What counts as a personal item is often just up to the whims of the gate staff. The percentage of flights operating at max capacity is on the rise and now with checked bag fees, more people are pushing the limits of what they can carry on, thus cabin space is at a premium. I took a trip last week and both directions had my bag (20" upright roll-a-board) gate checked because the space was gone with 50 people still left to board. BTW, sitting near the front of the plane with only carry-on luggage is the best...last on, first off, no baggage claim to deal with. 

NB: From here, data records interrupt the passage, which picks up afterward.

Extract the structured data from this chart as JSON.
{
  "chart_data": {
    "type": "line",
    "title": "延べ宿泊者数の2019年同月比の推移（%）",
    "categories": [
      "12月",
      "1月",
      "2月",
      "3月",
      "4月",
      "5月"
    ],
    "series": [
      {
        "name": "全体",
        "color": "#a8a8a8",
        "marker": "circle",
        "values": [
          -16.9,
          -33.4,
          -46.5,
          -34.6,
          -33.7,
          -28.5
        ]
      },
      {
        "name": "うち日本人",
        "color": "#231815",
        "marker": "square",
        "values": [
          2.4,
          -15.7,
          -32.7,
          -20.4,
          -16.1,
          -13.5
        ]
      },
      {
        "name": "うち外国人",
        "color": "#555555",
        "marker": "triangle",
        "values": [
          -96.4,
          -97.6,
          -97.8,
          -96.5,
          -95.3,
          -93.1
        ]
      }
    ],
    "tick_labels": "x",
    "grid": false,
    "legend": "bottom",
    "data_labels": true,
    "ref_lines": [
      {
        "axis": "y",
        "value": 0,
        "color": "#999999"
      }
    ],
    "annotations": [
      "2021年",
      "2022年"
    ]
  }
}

I understand the need to carry photo gear aboard (I do it too, albeit with a lighter load), but sooner or later the carry-on rules are bound to be more strictly enforced.


----------



## epp_b (Nov 22, 2010)

Both the NG bag that I bought as well as my previous bag (which was even larger than my NG bag) are within the acceptable size limits for personal items.


----------



## Mathazzar (Nov 23, 2010)

Just FYI, I ended up going with their medium-sized 'walkabout' series. Saw the greenish ones in the store and was completely underwhelmed by the quality and padding. The grey walkabout series from NG seems much better put together. Would also like to pick up a Retrospective 20 (what an incredibly gorgeous bag!), from ThinkTank, at some point for a lighter day bag vs. a travel bag.

Thanks for the help!


----------